You have been hosting some exceptional events. How important are such events to ensuring a coherent brand communications?
Hosting and executing exciting events is of utmost importance to further drive The Langham brand and create a solid guest desire for our beautiful property: The Langham Shanghai, Xintiandi.
Hotels and brands can become dull and unappealing quickly to the market, especially to the younger clientele, if the senses are not constantly stimulated with exceptional offerings and events.
We have executed unique and high-end events with Shanghai Fashion week , top Chinese designers, musicians, artists and icons such as Grace Chen, Vera Wang, and the President of LVMH to put the hotel on the social society scene in Shanghai.
We implemented financial summer camps for kids with strategic partners and “You are the Boss” Volumes 1 & 2, a social learning series program.

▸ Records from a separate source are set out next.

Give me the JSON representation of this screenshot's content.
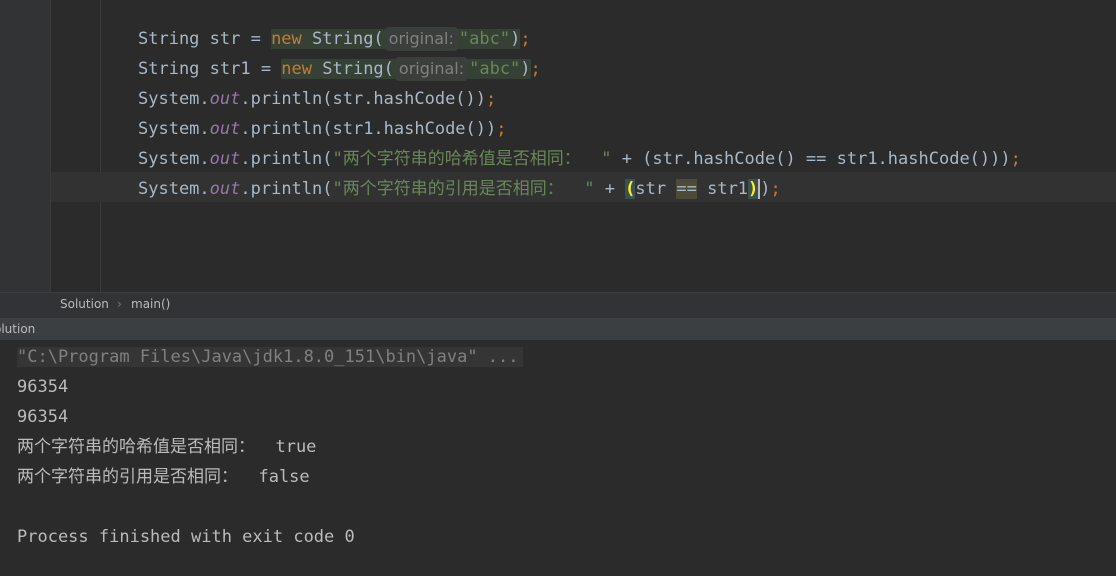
{
  "editor": {
    "lines": [
      {
        "t1": "String str = ",
        "kw": "new",
        "t2": " String(",
        "hint": "original:",
        "str": "\"abc\"",
        "t3": ")",
        "semi": ";"
      },
      {
        "t1": "String str1 = ",
        "kw": "new",
        "t2": " String(",
        "hint": "original:",
        "str": "\"abc\"",
        "t3": ")",
        "semi": ";"
      },
      {
        "t1": "System.",
        "field": "out",
        "t2": ".println(str.hashCode())",
        "semi": ";"
      },
      {
        "t1": "System.",
        "field": "out",
        "t2": ".println(str1.hashCode())",
        "semi": ";"
      },
      {
        "t1": "System.",
        "field": "out",
        "t2": ".println(",
        "str": "\"两个字符串的哈希值是否相同：  \"",
        "t3": " + (str.hashCode() == str1.hashCode()))",
        "semi": ";"
      },
      {
        "t1": "System.",
        "field": "out",
        "t2": ".println(",
        "str": "\"两个字符串的引用是否相同：  \"",
        "t3": " + ",
        "p_open": "(",
        "t4": "str ",
        "op": "==",
        "t5": " str1",
        "p_close": ")",
        "t6": ")",
        "semi": ";"
      }
    ]
  },
  "breadcrumb": {
    "items": [
      "Solution",
      "main()"
    ],
    "separator": "›"
  },
  "run_panel": {
    "title": "olution",
    "command": "\"C:\\Program Files\\Java\\jdk1.8.0_151\\bin\\java\" ...",
    "output": [
      "96354",
      "96354",
      "两个字符串的哈希值是否相同：  true",
      "两个字符串的引用是否相同：  false",
      "",
      "Process finished with exit code 0"
    ]
  },
  "colors": {
    "background": "#2b2b2b",
    "keyword": "#cc7832",
    "string": "#6a8759",
    "static_field": "#9876aa",
    "default_text": "#a9b7c6",
    "matched_paren": "#ffef28"
  }
}
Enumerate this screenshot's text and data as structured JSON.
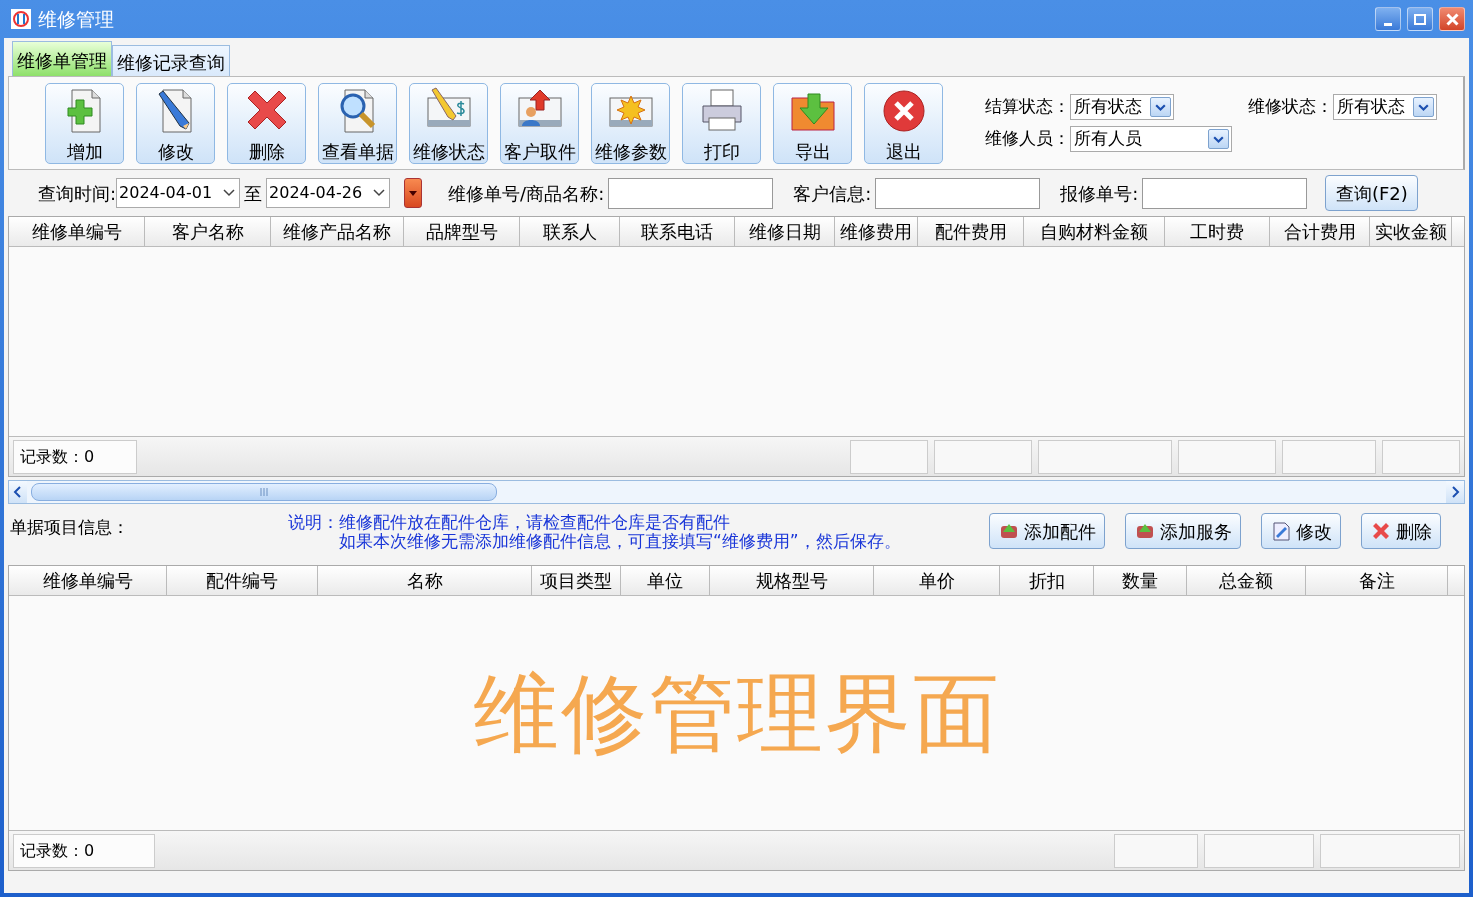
{
  "window": {
    "title": "维修管理"
  },
  "tabs": [
    {
      "label": "维修单管理",
      "selected": true
    },
    {
      "label": "维修记录查询",
      "selected": false
    }
  ],
  "toolbar": [
    {
      "label": "增加",
      "kind": "add"
    },
    {
      "label": "修改",
      "kind": "edit"
    },
    {
      "label": "删除",
      "kind": "delete"
    },
    {
      "label": "查看单据",
      "kind": "view"
    },
    {
      "label": "维修状态",
      "kind": "status"
    },
    {
      "label": "客户取件",
      "kind": "pickup"
    },
    {
      "label": "维修参数",
      "kind": "params"
    },
    {
      "label": "打印",
      "kind": "print"
    },
    {
      "label": "导出",
      "kind": "export"
    },
    {
      "label": "退出",
      "kind": "exit"
    }
  ],
  "filters": [
    {
      "label": "结算状态：",
      "value": "所有状态"
    },
    {
      "label": "维修状态：",
      "value": "所有状态"
    },
    {
      "label": "维修人员：",
      "value": "所有人员"
    }
  ],
  "search": {
    "date_label": "查询时间:",
    "date_from": "2024-04-01",
    "date_separator": "至",
    "date_to": "2024-04-26",
    "fields": [
      {
        "label": "维修单号/商品名称:"
      },
      {
        "label": "客户信息:"
      },
      {
        "label": "报修单号:"
      }
    ],
    "button": "查询(F2)"
  },
  "orders_table": {
    "columns": [
      "维修单编号",
      "客户名称",
      "维修产品名称",
      "品牌型号",
      "联系人",
      "联系电话",
      "维修日期",
      "维修费用",
      "配件费用",
      "自购材料金额",
      "工时费",
      "合计费用",
      "实收金额"
    ],
    "record_count": "记录数：0"
  },
  "details": {
    "label": "单据项目信息：",
    "note_label": "说明：",
    "note_lines": [
      "维修配件放在配件仓库，请检查配件仓库是否有配件",
      "如果本次维修无需添加维修配件信息，可直接填写“维修费用”，然后保存。"
    ],
    "buttons": [
      {
        "label": "添加配件",
        "kind": "add_part"
      },
      {
        "label": "添加服务",
        "kind": "add_service"
      },
      {
        "label": "修改",
        "kind": "edit"
      },
      {
        "label": "删除",
        "kind": "delete"
      }
    ]
  },
  "items_table": {
    "columns": [
      "维修单编号",
      "配件编号",
      "名称",
      "项目类型",
      "单位",
      "规格型号",
      "单价",
      "折扣",
      "数量",
      "总金额",
      "备注"
    ],
    "record_count": "记录数：0"
  },
  "caption": "维修管理界面"
}
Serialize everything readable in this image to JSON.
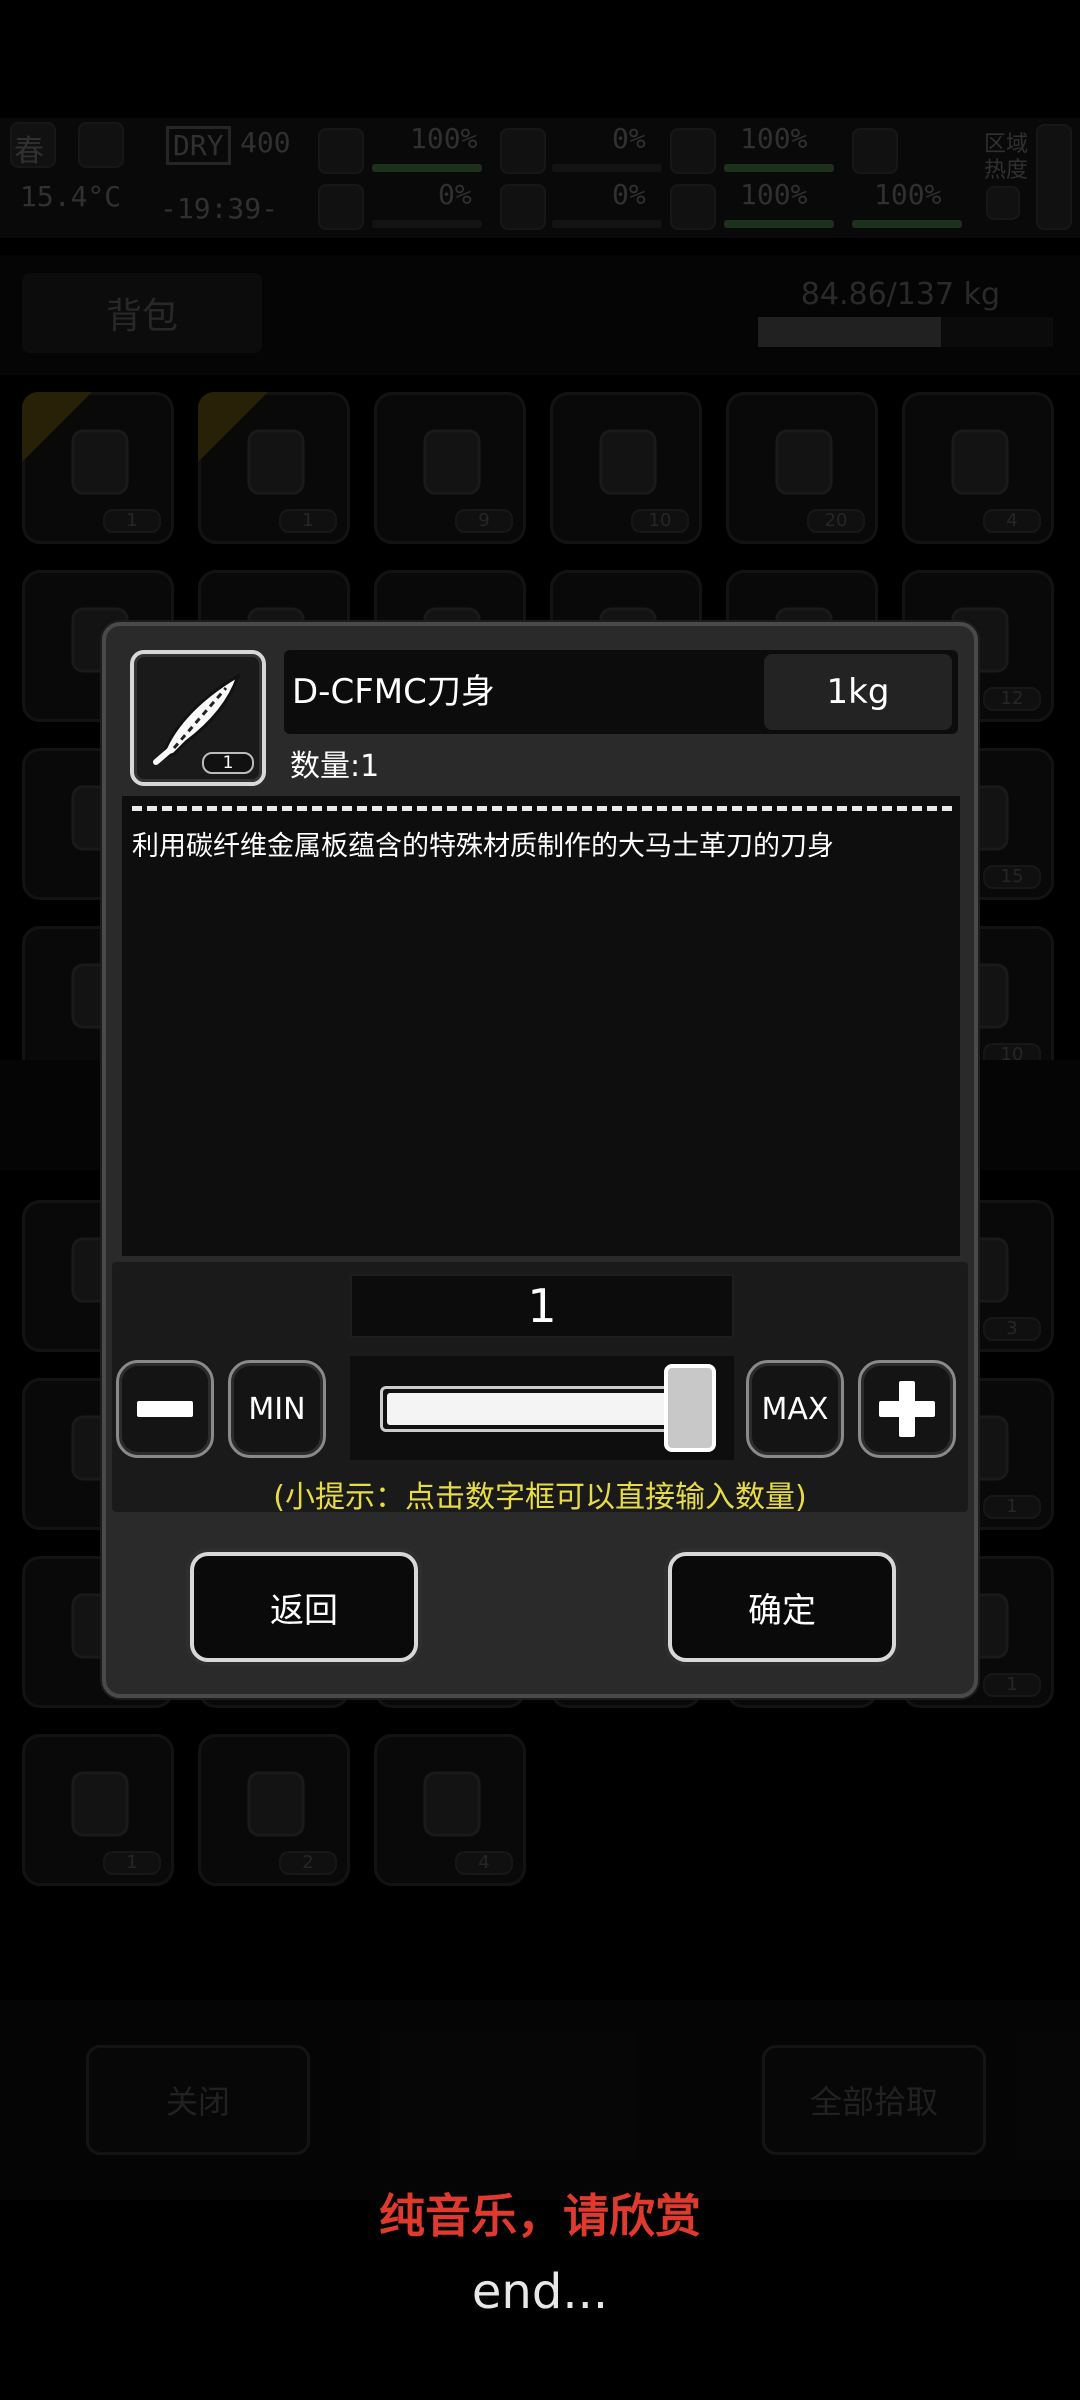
{
  "hud": {
    "season": "春",
    "temperature": "15.4°C",
    "dry_tag": "DRY",
    "dry_value": "400",
    "clock": "-19:39-",
    "stats": [
      {
        "label": "100%",
        "value": 1.0
      },
      {
        "label": "0%",
        "value": 0.0
      },
      {
        "label": "0%",
        "value": 0.0
      },
      {
        "label": "0%",
        "value": 0.0
      },
      {
        "label": "100%",
        "value": 1.0
      },
      {
        "label": "100%",
        "value": 1.0
      },
      {
        "label": "100%",
        "value": 1.0
      }
    ],
    "area_heat": "区域\n热度"
  },
  "backpack": {
    "tab_label": "背包",
    "weight_text": "84.86/137 kg",
    "weight_fraction": 0.62,
    "rows": [
      {
        "counts": [
          "1",
          "1",
          "9",
          "10",
          "20",
          "4"
        ]
      },
      {
        "counts": [
          "",
          "",
          "",
          "",
          "",
          "12"
        ]
      },
      {
        "counts": [
          "",
          "",
          "",
          "",
          "",
          "15"
        ]
      },
      {
        "counts": [
          "",
          "",
          "",
          "",
          "",
          "10"
        ]
      },
      {
        "counts": [
          "",
          "",
          "",
          "",
          "",
          "3"
        ]
      },
      {
        "counts": [
          "",
          "",
          "",
          "",
          "",
          "1"
        ]
      },
      {
        "counts": [
          "",
          "",
          "",
          "",
          "",
          "1"
        ]
      },
      {
        "counts": [
          "1",
          "2",
          "4"
        ]
      }
    ]
  },
  "footer": {
    "close_label": "关闭",
    "pickup_all_label": "全部拾取"
  },
  "dialog": {
    "item_name": "D-CFMC刀身",
    "item_weight": "1kg",
    "count_text": "数量:1",
    "thumb_count": "1",
    "description": "利用碳纤维金属板蕴含的特殊材质制作的大马士革刀的刀身",
    "quantity": "1",
    "slider_fraction": 1.0,
    "min_label": "MIN",
    "max_label": "MAX",
    "hint": "(小提示：点击数字框可以直接输入数量)",
    "back_label": "返回",
    "confirm_label": "确定"
  },
  "overlay_subtitles": {
    "line1": "纯音乐，请欣赏",
    "line2": "end..."
  },
  "colors": {
    "hint": "#e8dc44",
    "subtitle_red": "#e03a2e",
    "dialog_bg": "#2a2a2a"
  }
}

We revitalized the hotel’s brand by garnering massive press coverage in GQ Magazine, Vogue, Elle, Conde Nast Travler, Tatler, and many other prints and online publications.
For all these initiatives, the hotel got recognized with major awards, including Shanghai Hotel Star Performer by Hurun Best of Best 2020/2021, Best Popular Wedding Hotel China by Cosmo Bride, 2021 Hotel Staycation of the Year, one star by Michelin guide, 2021 Asia Pacific Annual Best Luxury Hotel China, 6th Best Hotel in China by Conde Nast Traveler and many others.
With your career spanning the globe, how do you see the role of a Hotel General Manager having evolved?
There is no universal answer to this. But for me, a General Manager or any leader has to be an innovator, risk-taker, and entrepreneur who must lead from the front and perform precise leadership especially during a crisis.
How do you define a desirable hotel luxury brands?
A desirable luxury brand in our market, we operate in a combination of art, fashion, health, and beauty. Hotels are changing. In an ultra-luxury hotel, you have to create a meaning for the guest to stay with you. It’s about “programming”, which creates a higher demand and a willingness to pay more for our products and services, just like the beauty industry does.
If you don’t work as an hotelier, what would you do to make living?
I would love to become a photographer and take my hobby to the next level. Through photography, I have learned to see things and people differently. Beauty, creativity, and character are present everywhere. What you have to do is train your eyes and find them.
Very often, it is simple things in life that bring happiness.